Newly discovered fish species in Meghalaya named after a local youth
By Bankit Kupar Mukhim
Meghalaya boosted its name as a key area for biodiversity conservation because of its high species diversity, which led to the discovery of a new species of Channa, a genus of predatory fish in the family Channidae, commonly known as snakehead (locally known as Dohthli), native to freshwater habitats in Asia.
This species of Channa is named ‘Channa aristonei’ after a Shillong-based freshwater enthusiast and former MMA fighter Aristone M. Ryndongsngi, who also holds a degree in Fisheries Science from St Anthony’s College, Shillong.
Ryndongsngi discovered the species in 2017 when he accidentally collected the new species, thinking that it is Channa pardalis, and was trying to find the habitat of this snakehead species, discovered from West Khasi Hills in 2016.
After noticing some peculiarities in its morphological characters, he sent photos of it to an expert in Indian snakehead fish - Dr J. Praveenraj, for confirmation.
“J Praveenraj confirmed it to be new and asked for specimens for official description, he wanted to have a very good natural photo of the fish in live condition, so he conducted a field trip in 2019, November and collected the live specimens for study,” Ryndongsngi said.
“He did DNA work and prepared the manuscript, and it all took an entire year for the official description,” he added.
“Praveenraj and his team named the species after me in Latin, Channa aristonei. I also thank my teacher Dr R. Bhuyan, D. Sarah Kharbuli, (L) Dr D. Ghosh and Dr Rupak Nath, who inspired me during my postgraduate studies in aquaculture,” Ryndongsngi said.
“We predicted it to be new and conducted field trips in the East Khasi Hills of Meghalaya to get the sample for official description. We collected the samples, conducted morphological, and DNA studies and found it was a species new to science. To honour the discoverer and for his immense support during our field trip, we named the species Channa aristonei,” Praveenraj said.
Speaking about this achievement, Aristone M. Ryndongsngi said, “It gives me immense pleasure to have a species named after me, and this is a lifetime achievement for me. I also feel overjoyed to have a beautiful snakehead fish in my name. Right from my childhood, I always dreamt of having any discovery to be honoured in my name.”

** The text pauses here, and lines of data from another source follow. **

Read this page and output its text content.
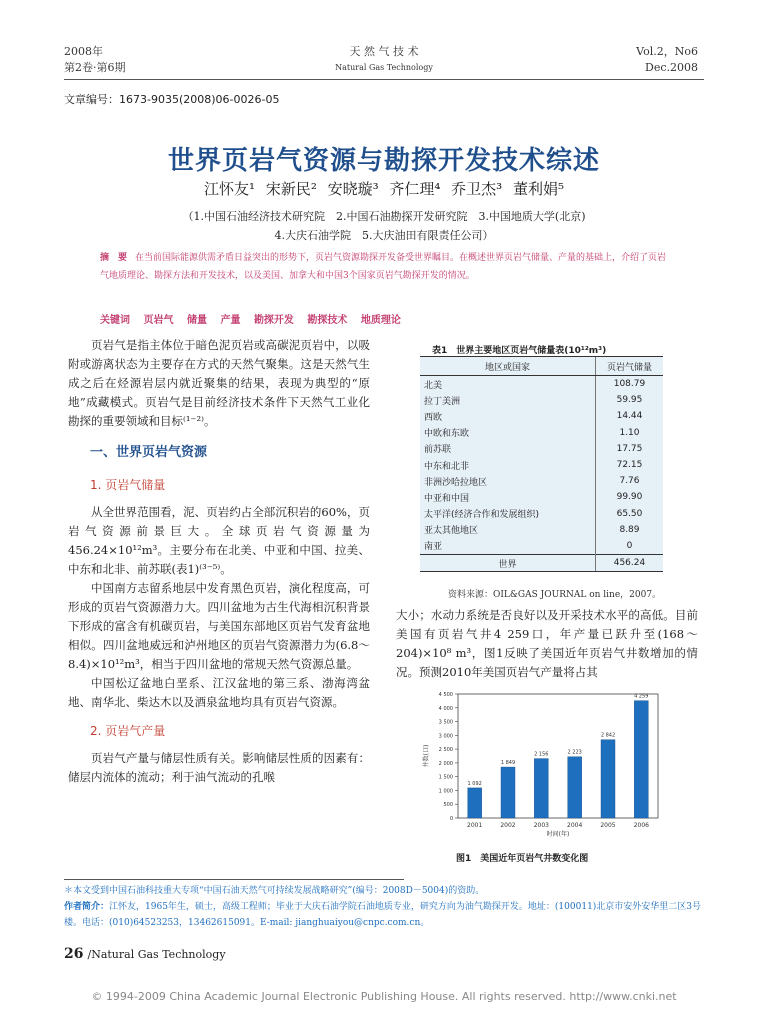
2008年
第2卷·第6期
天 然 气 技 术
Natural Gas Technology
Vol.2，No6
Dec.2008
文章编号：1673-9035(2008)06-0026-05
世界页岩气资源与勘探开发技术综述
江怀友¹ 宋新民² 安晓璇³ 齐仁理⁴ 乔卫杰³ 董利娟⁵
（1.中国石油经济技术研究院　2.中国石油勘探开发研究院　3.中国地质大学(北京)
4.大庆石油学院　5.大庆油田有限责任公司）
摘　要 在当前国际能源供需矛盾日益突出的形势下，页岩气资源勘探开发备受世界瞩目。在概述世界页岩气储量、产量的基础上，介绍了页岩气地质理论、勘探方法和开发技术，以及美国、加拿大和中国3个国家页岩气勘探开发的情况。
关键词 页岩气 储量 产量 勘探开发 勘探技术 地质理论

页岩气是指主体位于暗色泥页岩或高碳泥页岩中，以吸附或游离状态为主要存在方式的天然气聚集。这是天然气生成之后在烃源岩层内就近聚集的结果，表现为典型的“原地”成藏模式。页岩气是目前经济技术条件下天然气工业化勘探的重要领域和目标⁽¹⁻²⁾。

一、世界页岩气资源
1. 页岩气储量

从全世界范围看，泥、页岩约占全部沉积岩的60%，页岩气资源前景巨大。全球页岩气资源量为456.24×10¹²m³。主要分布在北美、中亚和中国、拉美、中东和北非、前苏联(表1)⁽³⁻⁵⁾。

中国南方志留系地层中发育黑色页岩，演化程度高，可形成的页岩气资源潜力大。四川盆地为古生代海相沉积背景下形成的富含有机碳页岩，与美国东部地区页岩气发育盆地相似。四川盆地威远和泸州地区的页岩气资源潜力为(6.8～8.4)×10¹²m³，相当于四川盆地的常规天然气资源总量。

中国松辽盆地白垩系、江汉盆地的第三系、渤海湾盆地、南华北、柴达木以及酒泉盆地均具有页岩气资源。

2. 页岩气产量

页岩气产量与储层性质有关。影响储层性质的因素有：储层内流体的流动；利于油气流动的孔喉

表1　世界主要地区页岩气储量表(10¹²m³)
地区或国家	页岩气储量
北美	108.79
拉丁美洲	59.95
西欧	14.44
中欧和东欧	1.10
前苏联	17.75
中东和北非	72.15
非洲沙哈拉地区	7.76
中亚和中国	99.90
太平洋(经济合作和发展组织)	65.50
亚太其他地区	8.89
南亚	0
世界	456.24
资料来源：OIL&GAS JOURNAL on line，2007。

大小；水动力系统是否良好以及开采技术水平的高低。目前美国有页岩气井4 259口，年产量已跃升至(168～204)×10⁸ m³，图1反映了美国近年页岩气井数增加的情况。预测2010年美国页岩气产量将占其

0
500
1 000
1 500
2 000
2 500
3 000
3 500
4 000
4 500
井数(口)
1 092
2001
1 849
2002
2 156
2003
2 223
2004
2 842
2005
4 259
2006
时间(年)
图1　美国近年页岩气井数变化图
＊本文受到中国石油科技重大专项“中国石油天然气可持续发展战略研究”(编号：2008D－5004)的资助。
作者简介：江怀友，1965年生，硕士，高级工程师；毕业于大庆石油学院石油地质专业，研究方向为油气勘探开发。地址：(100011)北京市安外安华里二区3号楼。电话：(010)64523253，13462615091。E-mail: jianghuaiyou@cnpc.com.cn。
26 /Natural Gas Technology
© 1994-2009 China Academic Journal Electronic Publishing House. All rights reserved. http://www.cnki.net
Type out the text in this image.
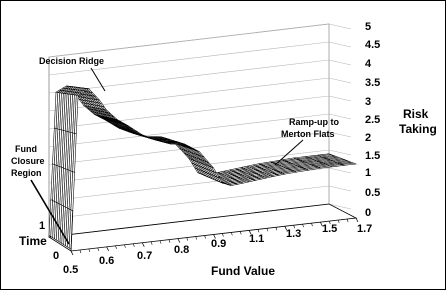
0
0.5
1
1.5
2
2.5
3
3.5
4
4.5
5
0.5
0.6 0.7 0.8 0.9 1.1 1.3 1.5 1.7
1
0
Fund Value
Time
Risk
Taking
Decision Ridge
Ramp-up to
Merton Flats
Fund
Closure
Region
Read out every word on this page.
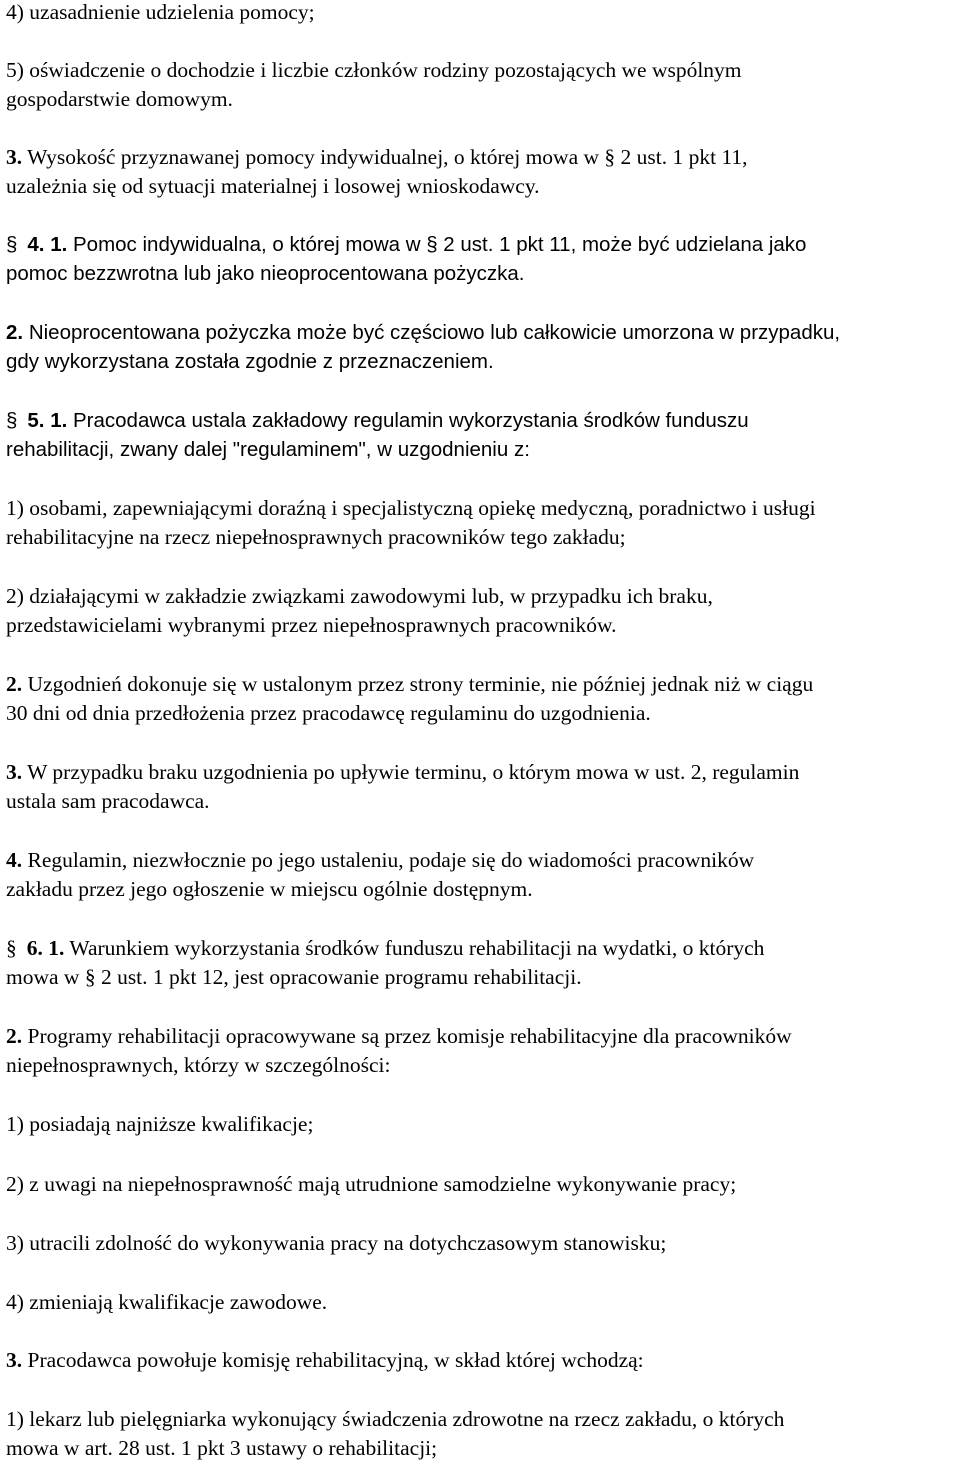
4) uzasadnienie udzielenia pomocy;

5) oświadczenie o dochodzie i liczbie członków rodziny pozostających we wspólnym
gospodarstwie domowym.

3. Wysokość przyznawanej pomocy indywidualnej, o której mowa w § 2 ust. 1 pkt 11,
uzależnia się od sytuacji materialnej i losowej wnioskodawcy.

§ 4. 1. Pomoc indywidualna, o której mowa w § 2 ust. 1 pkt 11, może być udzielana jako
pomoc bezzwrotna lub jako nieoprocentowana pożyczka.

2. Nieoprocentowana pożyczka może być częściowo lub całkowicie umorzona w przypadku,
gdy wykorzystana została zgodnie z przeznaczeniem.

§ 5. 1. Pracodawca ustala zakładowy regulamin wykorzystania środków funduszu
rehabilitacji, zwany dalej "regulaminem", w uzgodnieniu z:

1) osobami, zapewniającymi doraźną i specjalistyczną opiekę medyczną, poradnictwo i usługi
rehabilitacyjne na rzecz niepełnosprawnych pracowników tego zakładu;

2) działającymi w zakładzie związkami zawodowymi lub, w przypadku ich braku,
przedstawicielami wybranymi przez niepełnosprawnych pracowników.

2. Uzgodnień dokonuje się w ustalonym przez strony terminie, nie później jednak niż w ciągu
30 dni od dnia przedłożenia przez pracodawcę regulaminu do uzgodnienia.

3. W przypadku braku uzgodnienia po upływie terminu, o którym mowa w ust. 2, regulamin
ustala sam pracodawca.

4. Regulamin, niezwłocznie po jego ustaleniu, podaje się do wiadomości pracowników
zakładu przez jego ogłoszenie w miejscu ogólnie dostępnym.

§ 6. 1. Warunkiem wykorzystania środków funduszu rehabilitacji na wydatki, o których
mowa w § 2 ust. 1 pkt 12, jest opracowanie programu rehabilitacji.

2. Programy rehabilitacji opracowywane są przez komisje rehabilitacyjne dla pracowników
niepełnosprawnych, którzy w szczególności:

1) posiadają najniższe kwalifikacje;

2) z uwagi na niepełnosprawność mają utrudnione samodzielne wykonywanie pracy;

3) utracili zdolność do wykonywania pracy na dotychczasowym stanowisku;

4) zmieniają kwalifikacje zawodowe.

3. Pracodawca powołuje komisję rehabilitacyjną, w skład której wchodzą:

1) lekarz lub pielęgniarka wykonujący świadczenia zdrowotne na rzecz zakładu, o których
mowa w art. 28 ust. 1 pkt 3 ustawy o rehabilitacji;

A scientific paper describing the species as a new species of Snakehead (Teleostei: Channidae) from East Khasi Hills, Meghalaya, Northeastern India, authored by J. Praveen Raj, Tejas Thackeray, Sadokpam Gojendro Singh, Arumugam Uma, N. Moulitharan and Bankit K. Mukhim, was published in Copeia - the official journal of the American Society of Ichthyologists and Herpetologists (ASIH).
Snakehead fish are small-sized to large-bodied fish with a size range of 10-180 cm. It belongs to the fish family Channidae. They have a head shape resembling that of a snake and have specialized air-breathing organs in their gills, which enables them to inhale atmospheric oxygen.
They are edible and valued as ornamental fishes. Many of the colourful snakeheads inhabit the hill streams, swamps, wetlands and lakes of Northeastern India, which currently harbours including the discovery of 11 species.
Bankitkupar Mukhim, a Subject Matter Specialist (Fisheries) at ICAR-Krishi Vigyan Kendra, Ri Bhoi, Meghalaya and member of the team, opine that this discovery is a great achievement for Aristone and will create interest among the youth of the state towards conserving indigenous fish species.